Snow stops naked protest ride in New York

Cyclists angered by removal of cycle lane

Emotions are running high in New York following the removal of part of a Brooklyn bike lane by city authorities.

Critics claim the route in Bedford Avenue, South Williamsburg has been axed as a political favour to the Hasidic Jewish community there.

The community reportedly objected to it on grounds that it caused parking problems, was a danger to people getting off school buses and attracted immodestly dressed female cyclists.

Riders responded by painting the lane back in – although the city soon removed it again – holding a funeral and vigil (see video below), and threatening to hold a naked protest ride.

This later changed into a fully clothed protest ride – although whether this was due to a change of strategy or the snow is unclear.

One of the ride’s organisers, Heather Loop, said “We’re not trying to start a war, we’re trying to save a bike lane.”

14 blocks' worth of lane have gone, with riders being asked to use the Kent Avenue bike lane two blocks away and the authorities saying the change is “part of ongoing bike network adjustments”.


Kent Avenue
bike lane has survived similar controversy.
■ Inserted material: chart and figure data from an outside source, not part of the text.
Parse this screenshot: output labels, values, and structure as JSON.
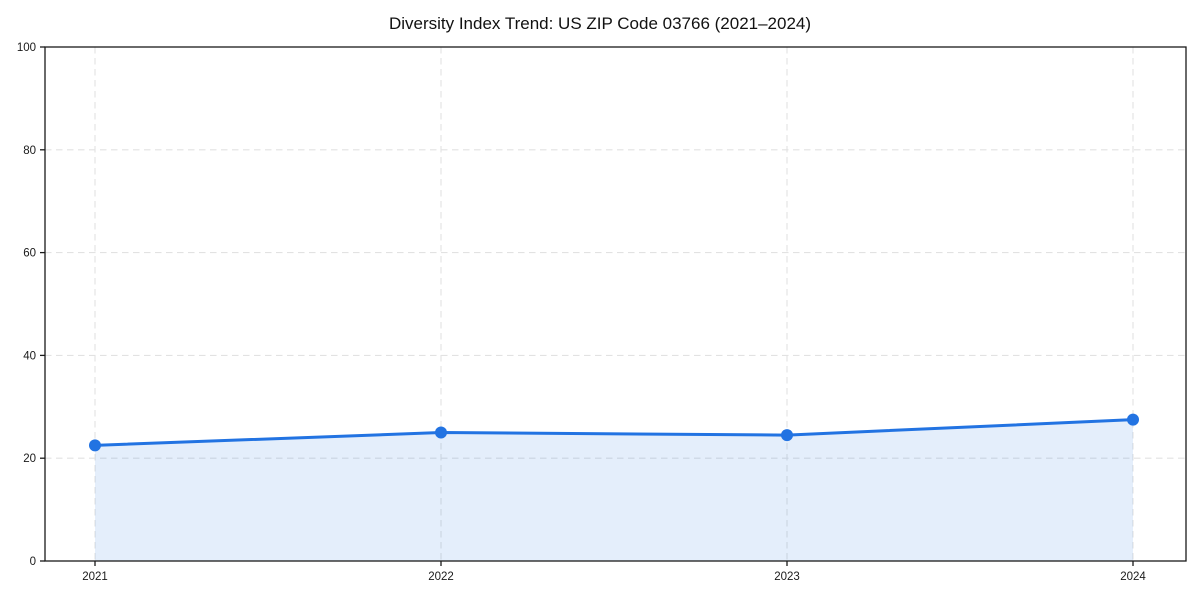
{
  "chart_data": {
    "type": "area",
    "title": "Diversity Index Trend: US ZIP Code 03766 (2021–2024)",
    "x": [
      2021,
      2022,
      2023,
      2024
    ],
    "x_tick_labels": [
      "2021",
      "2022",
      "2023",
      "2024"
    ],
    "series": [
      {
        "name": "Diversity Index",
        "values": [
          22.5,
          25.0,
          24.5,
          27.5
        ]
      }
    ],
    "ylim": [
      0,
      100
    ],
    "yticks": [
      0,
      20,
      40,
      60,
      80,
      100
    ],
    "ytick_labels": [
      "0",
      "20",
      "40",
      "60",
      "80",
      "100"
    ],
    "grid": true,
    "grid_style": "dashed",
    "legend_position": "none",
    "marker": "circle",
    "colors": {
      "line": "#2273e2",
      "marker": "#2273e2",
      "area_fill": "rgba(34,115,226,0.12)",
      "grid": "#e2e2e2",
      "spine": "#1a1a1a",
      "tick_text": "#1a1a1a",
      "title_text": "#111111",
      "background": "#ffffff"
    }
  }
}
Barricades were threatened, fake detour signs put up and there have been lots of objections over re-routed trucks.

The installation of bike lanes in Williamsburg has been a cause of controversy for some time. Business people and drivers have been unhappy at the removal of parking spaces to make room for the bike lanes, created as part of the city’s drive to massively increase cycling.

Biking advocacy group Transportation Alternatives said: “Cyclists will still use

Bedford Avenue
in large numbers, and we call on the Bloomberg administration to provide the safe route they deserve. We encourage cyclists to continue using this route and assert their legal right to the road."